Салтыков-Щедрин М.Е.

Полн. собр. соч. Т. 14. С. 396—401.

 

Приключение с Крамольниковым199[62]



(сказка-элегия)

Однажды утром, проснувшись. Крамольников совершенно явственно ощутил, что его нет. Еще вчера он сознавал себя сущим; сегодня вчерашнее бытие каким-то волшебством превратилось в небытие. Но это небытие было совершенно особого рода. Крамольников торопливо ощупал себя, потом произнес вслух несколько слов, наконец посмотрелся в зеркало; оказалось, что он — тут, налицо, и что в качестве ревизской души он существует в том же самом виде, как и вчера. Мало того: он попробовал мыслить — оказалось, что и мыслить он может... И за всем тем, для него не подлежало сомнению, что его нет. Нет того неревизского Крамольникова, каким он сознавал себя накануне. Как будто бы перед ним захлопнулась какая-то дверь или завалило впереди дорогу, и ему некуда и незачем идти.

Переходя от одного предположения к другому и в то же время с любопытством всматриваясь в окружающую обстановку, он взглянул мимоходом на лежавшую на письменном столе начатую литературную работу, и вдруг все его существо словно электрическая струя пронизала...

Не нужно! не нужно! не нужно!

…………………………………………………………………………………………

Сначала он подумал: «Какой вздор!» — и взялся за перо. Но когда он хотел продолжать начатую работу, то сразу убедился, что, действительно, ему предстоит провести черту и под нею написать: Не нужно!!

Он понял, что все оставалось по-прежнему, — только душа у него запечатана. Отныне он волен производить свойственные ревизской душе отправления; волен, пожалуй, мыслить; но все это ни к чему. У него отнято главное, что составляло основу и сущность его жизни: отнята та лучистая сила, которая давала ему возможность огнем своего сердца зажигать сердца других.

Он стоял изумленный; смотрел и не видел; искал и не находил. Что-то бесконечно мучительное жгло его внутренности. А в воздухе между тем носился нелепо-озорной шопот: поймали, расчухали, уличили!

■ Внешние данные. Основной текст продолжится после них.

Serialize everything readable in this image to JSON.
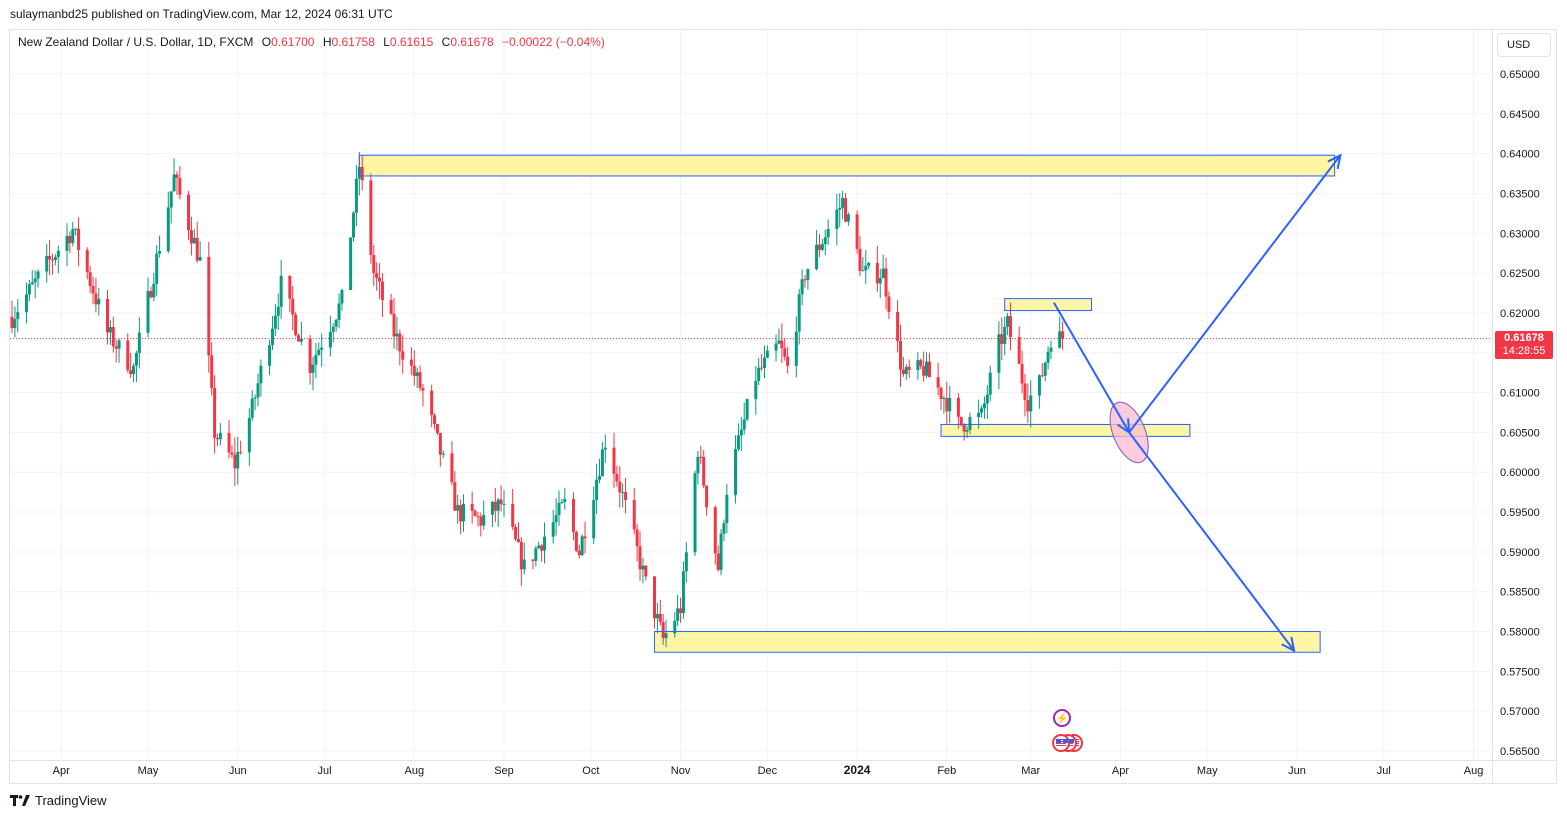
{
  "header": {
    "published_by": "sulaymanbd25 published on TradingView.com, Mar 12, 2024 06:31 UTC"
  },
  "legend": {
    "symbol": "New Zealand Dollar / U.S. Dollar, 1D, FXCM",
    "open_label": "O",
    "open": "0.61700",
    "high_label": "H",
    "high": "0.61758",
    "low_label": "L",
    "low": "0.61615",
    "close_label": "C",
    "close": "0.61678",
    "change": "−0.00022 (−0.04%)"
  },
  "currency_button": "USD",
  "price_tag": {
    "price": "0.61678",
    "countdown": "14:28:55"
  },
  "footer": {
    "brand": "TradingView"
  },
  "colors": {
    "up": "#089981",
    "down": "#f23645",
    "zone_fill": "#fff59d",
    "zone_border": "#2962ff",
    "arrow": "#2962ff",
    "grid": "#f0f3fa"
  },
  "icons": {
    "event_lightning": "lightning-icon",
    "event_flag": "us-flag-icon"
  },
  "chart_data": {
    "type": "candlestick",
    "title": "",
    "y_axis": {
      "min": 0.565,
      "max": 0.65,
      "side": "right",
      "ticks": [
        "0.65000",
        "0.64500",
        "0.64000",
        "0.63500",
        "0.63000",
        "0.62500",
        "0.62000",
        "0.61500",
        "0.61000",
        "0.60500",
        "0.60000",
        "0.59500",
        "0.59000",
        "0.58500",
        "0.58000",
        "0.57500",
        "0.57000",
        "0.56500"
      ]
    },
    "x_axis": {
      "labels": [
        "Apr",
        "May",
        "Jun",
        "Jul",
        "Aug",
        "Sep",
        "Oct",
        "Nov",
        "Dec",
        "2024",
        "Feb",
        "Mar",
        "Apr",
        "May",
        "Jun",
        "Jul",
        "Aug"
      ],
      "bold_label": "2024"
    },
    "last_price": 0.61678,
    "price_path": [
      [
        "2023-03-15",
        0.6195
      ],
      [
        "2023-03-28",
        0.6265
      ],
      [
        "2023-04-05",
        0.6305
      ],
      [
        "2023-04-17",
        0.6175
      ],
      [
        "2023-04-26",
        0.613
      ],
      [
        "2023-05-05",
        0.6285
      ],
      [
        "2023-05-10",
        0.637
      ],
      [
        "2023-05-19",
        0.6265
      ],
      [
        "2023-05-24",
        0.605
      ],
      [
        "2023-05-31",
        0.601
      ],
      [
        "2023-06-06",
        0.608
      ],
      [
        "2023-06-16",
        0.6235
      ],
      [
        "2023-06-26",
        0.6135
      ],
      [
        "2023-07-07",
        0.6215
      ],
      [
        "2023-07-13",
        0.6385
      ],
      [
        "2023-07-18",
        0.625
      ],
      [
        "2023-07-25",
        0.6175
      ],
      [
        "2023-08-04",
        0.61
      ],
      [
        "2023-08-16",
        0.595
      ],
      [
        "2023-08-24",
        0.594
      ],
      [
        "2023-08-31",
        0.596
      ],
      [
        "2023-09-08",
        0.588
      ],
      [
        "2023-09-22",
        0.596
      ],
      [
        "2023-09-27",
        0.59
      ],
      [
        "2023-10-06",
        0.604
      ],
      [
        "2023-10-12",
        0.597
      ],
      [
        "2023-10-20",
        0.586
      ],
      [
        "2023-10-26",
        0.579
      ],
      [
        "2023-11-01",
        0.583
      ],
      [
        "2023-11-07",
        0.603
      ],
      [
        "2023-11-14",
        0.588
      ],
      [
        "2023-11-17",
        0.598
      ],
      [
        "2023-11-27",
        0.612
      ],
      [
        "2023-12-05",
        0.616
      ],
      [
        "2023-12-08",
        0.613
      ],
      [
        "2023-12-14",
        0.625
      ],
      [
        "2023-12-27",
        0.634
      ],
      [
        "2024-01-03",
        0.625
      ],
      [
        "2024-01-10",
        0.625
      ],
      [
        "2024-01-17",
        0.612
      ],
      [
        "2024-01-24",
        0.613
      ],
      [
        "2024-02-01",
        0.609
      ],
      [
        "2024-02-05",
        0.606
      ],
      [
        "2024-02-13",
        0.607
      ],
      [
        "2024-02-19",
        0.616
      ],
      [
        "2024-02-22",
        0.6185
      ],
      [
        "2024-02-29",
        0.609
      ],
      [
        "2024-03-04",
        0.611
      ],
      [
        "2024-03-08",
        0.617
      ],
      [
        "2024-03-12",
        0.6168
      ]
    ],
    "zones": [
      {
        "from": "2023-07-13",
        "to": "2024-06-14",
        "low": 0.6372,
        "high": 0.6398
      },
      {
        "from": "2024-02-21",
        "to": "2024-03-22",
        "low": 0.6203,
        "high": 0.6218
      },
      {
        "from": "2024-01-30",
        "to": "2024-04-25",
        "low": 0.6045,
        "high": 0.606
      },
      {
        "from": "2023-10-23",
        "to": "2024-06-09",
        "low": 0.5774,
        "high": 0.58
      }
    ],
    "arrows": [
      {
        "from": [
          "2024-03-09",
          0.6213
        ],
        "to": [
          "2024-04-04",
          0.605
        ]
      },
      {
        "from": [
          "2024-04-04",
          0.605
        ],
        "to": [
          "2024-06-16",
          0.6398
        ]
      },
      {
        "from": [
          "2024-04-04",
          0.605
        ],
        "to": [
          "2024-05-31",
          0.5776
        ]
      }
    ],
    "highlight_ellipse": {
      "date": "2024-04-04",
      "price": 0.605
    }
  }
}
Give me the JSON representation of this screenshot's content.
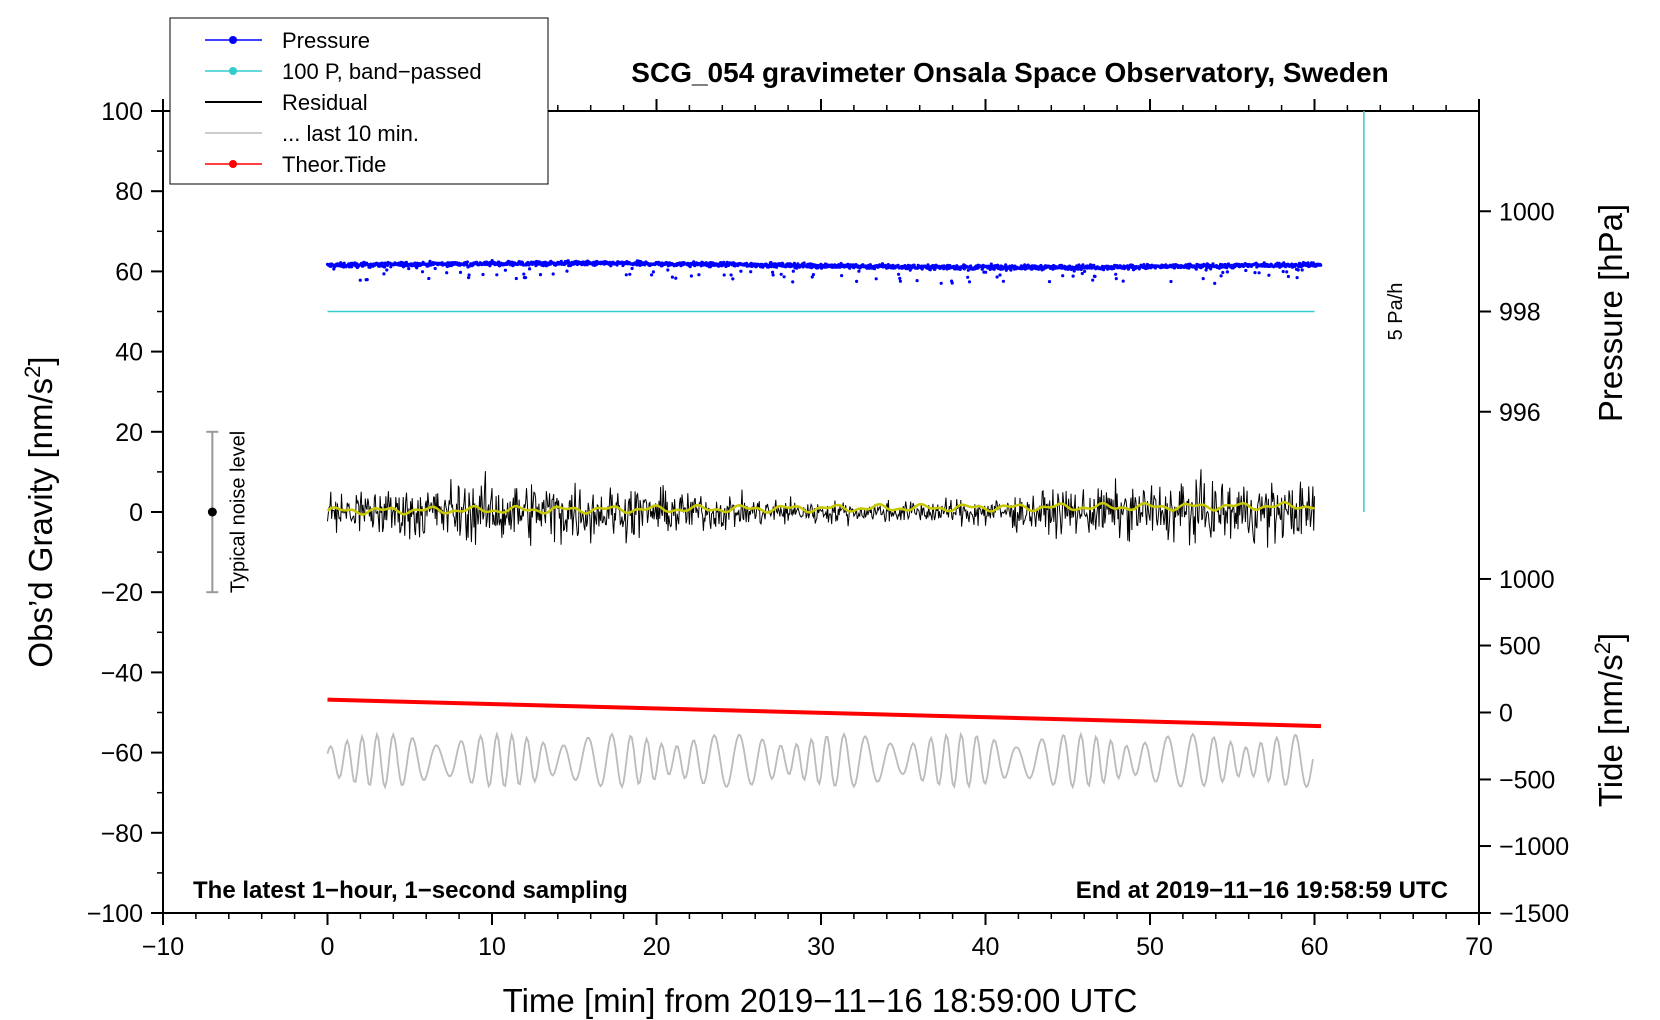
{
  "chart_data": {
    "type": "line",
    "title": "SCG_054 gravimeter Onsala Space Observatory, Sweden",
    "xlabel": "Time [min] from 2019−11−16 18:59:00 UTC",
    "ylabel_left": "Obs’d Gravity [nm/s",
    "ylabel_left_sup": "2",
    "ylabel_left_end": "]",
    "ylabel_right_pressure": "Pressure [hPa]",
    "ylabel_right_tide": "Tide [nm/s",
    "ylabel_right_tide_sup": "2",
    "ylabel_right_tide_end": "]",
    "xlim": [
      -10,
      70
    ],
    "ylim": [
      -100,
      100
    ],
    "x_ticks": [
      -10,
      0,
      10,
      20,
      30,
      40,
      50,
      60,
      70
    ],
    "x_tick_labels": [
      "−10",
      "0",
      "10",
      "20",
      "30",
      "40",
      "50",
      "60",
      "70"
    ],
    "y_ticks": [
      -100,
      -80,
      -60,
      -40,
      -20,
      0,
      20,
      40,
      60,
      80,
      100
    ],
    "y_tick_labels": [
      "−100",
      "−80",
      "−60",
      "−40",
      "−20",
      "0",
      "20",
      "40",
      "60",
      "80",
      "100"
    ],
    "pressure_ticks": [
      996,
      998,
      1000
    ],
    "pressure_tick_labels": [
      "996",
      "998",
      "1000"
    ],
    "pressure_tick_y": [
      25,
      50,
      75
    ],
    "tide_ticks": [
      -1500,
      -1000,
      -500,
      0,
      500,
      1000
    ],
    "tide_tick_labels": [
      "−1500",
      "−1000",
      "−500",
      "0",
      "500",
      "1000"
    ],
    "tide_tick_y": [
      -100,
      -83.3,
      -66.7,
      -50,
      -33.3,
      -16.7
    ],
    "legend": [
      {
        "label": "Pressure",
        "color": "#0000ff",
        "marker": true
      },
      {
        "label": "100 P, band−passed",
        "color": "#33cccc",
        "marker": true
      },
      {
        "label": "Residual",
        "color": "#000000",
        "marker": false
      },
      {
        "label": "... last 10 min.",
        "color": "#bbbbbb",
        "marker": false
      },
      {
        "label": "Theor.Tide",
        "color": "#ff0000",
        "marker": true
      }
    ],
    "notes": {
      "left": "The latest 1−hour, 1−second sampling",
      "right": "End at 2019−11−16 19:58:59 UTC",
      "noise": "Typical noise level",
      "scale": "5 Pa/h"
    },
    "noise_bar": {
      "x": -7,
      "y": 0,
      "low": -20,
      "high": 20
    },
    "scale_bar": {
      "x": 63,
      "y0": 0,
      "y1": 100
    },
    "series": [
      {
        "name": "Pressure",
        "color": "#0000ff",
        "kind": "dots",
        "x_range": [
          0,
          60.4
        ],
        "mean": 61.5,
        "spread": 0.8
      },
      {
        "name": "100 P, band−passed",
        "color": "#33cccc",
        "kind": "flat",
        "x_range": [
          0,
          60
        ],
        "y": 50
      },
      {
        "name": "Residual",
        "color": "#000000",
        "kind": "noise",
        "x_range": [
          0,
          60
        ],
        "mean": 0,
        "spread": 4.5
      },
      {
        "name": "Residual (smoothed)",
        "color": "#c8c800",
        "kind": "smooth",
        "x_range": [
          0,
          60
        ],
        "mean": 0.3
      },
      {
        "name": "... last 10 min.",
        "color": "#bbbbbb",
        "kind": "osc",
        "x_range": [
          0,
          60
        ],
        "mean": -62,
        "spread": 5.5
      },
      {
        "name": "Theor.Tide",
        "color": "#ff0000",
        "kind": "line",
        "x": [
          0,
          60.4
        ],
        "y": [
          -46.8,
          -53.4
        ]
      }
    ]
  }
}
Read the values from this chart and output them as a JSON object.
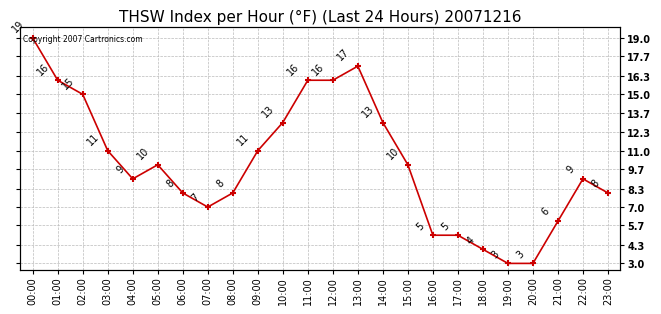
{
  "title": "THSW Index per Hour (°F) (Last 24 Hours) 20071216",
  "copyright": "Copyright 2007 Cartronics.com",
  "hours": [
    "00:00",
    "01:00",
    "02:00",
    "03:00",
    "04:00",
    "05:00",
    "06:00",
    "07:00",
    "08:00",
    "09:00",
    "10:00",
    "11:00",
    "12:00",
    "13:00",
    "14:00",
    "15:00",
    "16:00",
    "17:00",
    "18:00",
    "19:00",
    "20:00",
    "21:00",
    "22:00",
    "23:00"
  ],
  "values": [
    19,
    16,
    15,
    11,
    9,
    10,
    8,
    7,
    8,
    11,
    13,
    16,
    16,
    17,
    13,
    10,
    5,
    5,
    4,
    3,
    3,
    6,
    9,
    8
  ],
  "line_color": "#cc0000",
  "marker_color": "#cc0000",
  "bg_color": "#ffffff",
  "plot_bg_color": "#ffffff",
  "grid_color": "#bbbbbb",
  "yticks": [
    3.0,
    4.3,
    5.7,
    7.0,
    8.3,
    9.7,
    11.0,
    12.3,
    13.7,
    15.0,
    16.3,
    17.7,
    19.0
  ],
  "ylim": [
    2.5,
    19.8
  ],
  "title_fontsize": 11,
  "label_fontsize": 7,
  "annotation_fontsize": 7
}
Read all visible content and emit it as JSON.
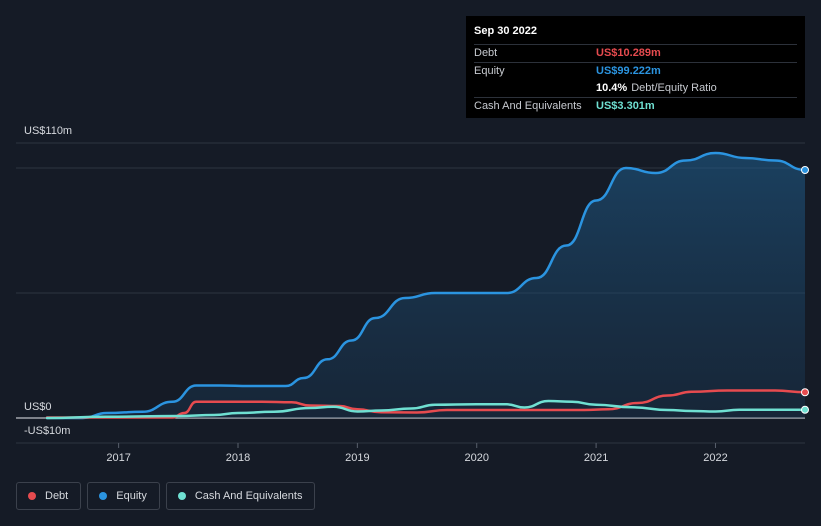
{
  "tooltip": {
    "date": "Sep 30 2022",
    "debt_label": "Debt",
    "debt_value": "US$10.289m",
    "equity_label": "Equity",
    "equity_value": "US$99.222m",
    "ratio_value": "10.4%",
    "ratio_label": "Debt/Equity Ratio",
    "cash_label": "Cash And Equivalents",
    "cash_value": "US$3.301m"
  },
  "legend": [
    {
      "label": "Debt",
      "color": "#e64b4f"
    },
    {
      "label": "Equity",
      "color": "#2b94e0"
    },
    {
      "label": "Cash And Equivalents",
      "color": "#6fe0d2"
    }
  ],
  "colors": {
    "debt": "#e64b4f",
    "equity": "#2b94e0",
    "cash": "#6fe0d2",
    "background": "#151b26"
  },
  "chart_data": {
    "type": "line",
    "ylim": [
      -10,
      110
    ],
    "y_tick_labels": [
      {
        "value": 110,
        "label": "US$110m"
      },
      {
        "value": 0,
        "label": "US$0"
      },
      {
        "value": -10,
        "label": "-US$10m"
      }
    ],
    "x_range": [
      2016.4,
      2022.75
    ],
    "x_tick_labels": [
      "2017",
      "2018",
      "2019",
      "2020",
      "2021",
      "2022"
    ],
    "gridlines": [
      110,
      100,
      50,
      0,
      -10
    ],
    "series": [
      {
        "name": "Equity",
        "key": "equity",
        "area": true,
        "points": [
          [
            2016.4,
            0
          ],
          [
            2016.7,
            0
          ],
          [
            2016.9,
            2
          ],
          [
            2017.2,
            2.5
          ],
          [
            2017.45,
            6.5
          ],
          [
            2017.65,
            13
          ],
          [
            2017.85,
            13
          ],
          [
            2018.1,
            12.8
          ],
          [
            2018.4,
            12.8
          ],
          [
            2018.55,
            16
          ],
          [
            2018.75,
            23.5
          ],
          [
            2018.95,
            31
          ],
          [
            2019.15,
            40
          ],
          [
            2019.4,
            48
          ],
          [
            2019.65,
            50
          ],
          [
            2020.0,
            50
          ],
          [
            2020.25,
            50
          ],
          [
            2020.5,
            56
          ],
          [
            2020.75,
            69
          ],
          [
            2021.0,
            87
          ],
          [
            2021.25,
            100
          ],
          [
            2021.5,
            98
          ],
          [
            2021.75,
            103
          ],
          [
            2022.0,
            106
          ],
          [
            2022.25,
            104
          ],
          [
            2022.5,
            103
          ],
          [
            2022.75,
            99.2
          ]
        ]
      },
      {
        "name": "Debt",
        "key": "debt",
        "points": [
          [
            2016.4,
            0.2
          ],
          [
            2017.45,
            0.2
          ],
          [
            2017.55,
            2
          ],
          [
            2017.65,
            6.5
          ],
          [
            2017.9,
            6.5
          ],
          [
            2018.2,
            6.5
          ],
          [
            2018.45,
            6.3
          ],
          [
            2018.6,
            5
          ],
          [
            2018.85,
            4.8
          ],
          [
            2019.0,
            3.5
          ],
          [
            2019.2,
            2.3
          ],
          [
            2019.5,
            2.2
          ],
          [
            2019.75,
            3.2
          ],
          [
            2020.0,
            3.2
          ],
          [
            2020.5,
            3.2
          ],
          [
            2020.9,
            3.2
          ],
          [
            2021.1,
            3.5
          ],
          [
            2021.35,
            6
          ],
          [
            2021.6,
            9
          ],
          [
            2021.8,
            10.5
          ],
          [
            2022.1,
            11
          ],
          [
            2022.5,
            11
          ],
          [
            2022.75,
            10.3
          ]
        ]
      },
      {
        "name": "Cash And Equivalents",
        "key": "cash",
        "points": [
          [
            2016.4,
            0
          ],
          [
            2016.9,
            0.5
          ],
          [
            2017.5,
            0.8
          ],
          [
            2017.8,
            1.2
          ],
          [
            2018.0,
            2
          ],
          [
            2018.3,
            2.5
          ],
          [
            2018.6,
            4
          ],
          [
            2018.8,
            4.5
          ],
          [
            2019.0,
            2.6
          ],
          [
            2019.2,
            3
          ],
          [
            2019.45,
            3.8
          ],
          [
            2019.65,
            5.3
          ],
          [
            2020.0,
            5.5
          ],
          [
            2020.25,
            5.5
          ],
          [
            2020.4,
            4.2
          ],
          [
            2020.6,
            6.8
          ],
          [
            2020.8,
            6.5
          ],
          [
            2021.0,
            5.3
          ],
          [
            2021.3,
            4.3
          ],
          [
            2021.6,
            3.2
          ],
          [
            2021.8,
            2.8
          ],
          [
            2022.0,
            2.6
          ],
          [
            2022.2,
            3.3
          ],
          [
            2022.5,
            3.3
          ],
          [
            2022.75,
            3.3
          ]
        ]
      }
    ]
  }
}
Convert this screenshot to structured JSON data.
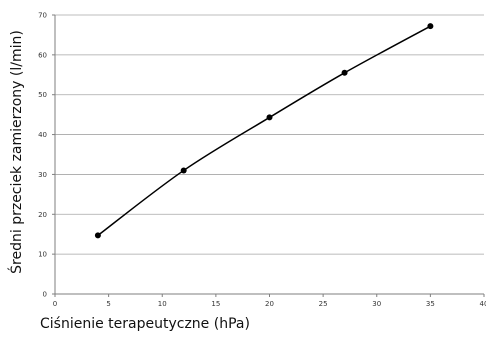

— Что такое? что такое случилось?

Положительно, душа его была запечатана. Как у всякого убежденного и верящего человека, у Крамольникова был внутренний храм, в котором хранилось сокровище его души. Он не прятал этого сокровища, не считал его своею исключительною собственностью, но расточал его. В этом, по его мнению, замыкался весь смысл человеческой жизни. Без этой деятельной силы, которая, наделяя человека потребностью источать из себя свет и добро, — человеческое общество уподобилось бы кладбищу. Это было бы не общество, а склад трупов... И вот теперь трупный период для него наступил. Обмену света и добра пришел конец. И сам он, Крамольников, — труп, и те, к которым он так недавно обращался, как к источнику живой воды для своей деятельности, — тоже трупы... Никогда, даже в воображении, не представлял он себе несчастия столь глубокого.

Крамольников был коренной пошехонский литератор, у которого не было никакой иной привязанности, кроме читателя, никакой иной радости, кроме общения с читателем. Читатель не олицетворялся для него в какой-нибудь материальной форме и тем не менее всегда предстоял перед ним. В этой привязанности к отвлеченной личности было что-то исключительное, до болезненности страстное. Целые десятки лет она одна питала его и с каждым годом делалась все больше и больше настоятельною. Наконец пришла старость, и все блага жизни, кроме одного, высшего и существеннейшего, окончательно сделались для него безразличными, ненужными...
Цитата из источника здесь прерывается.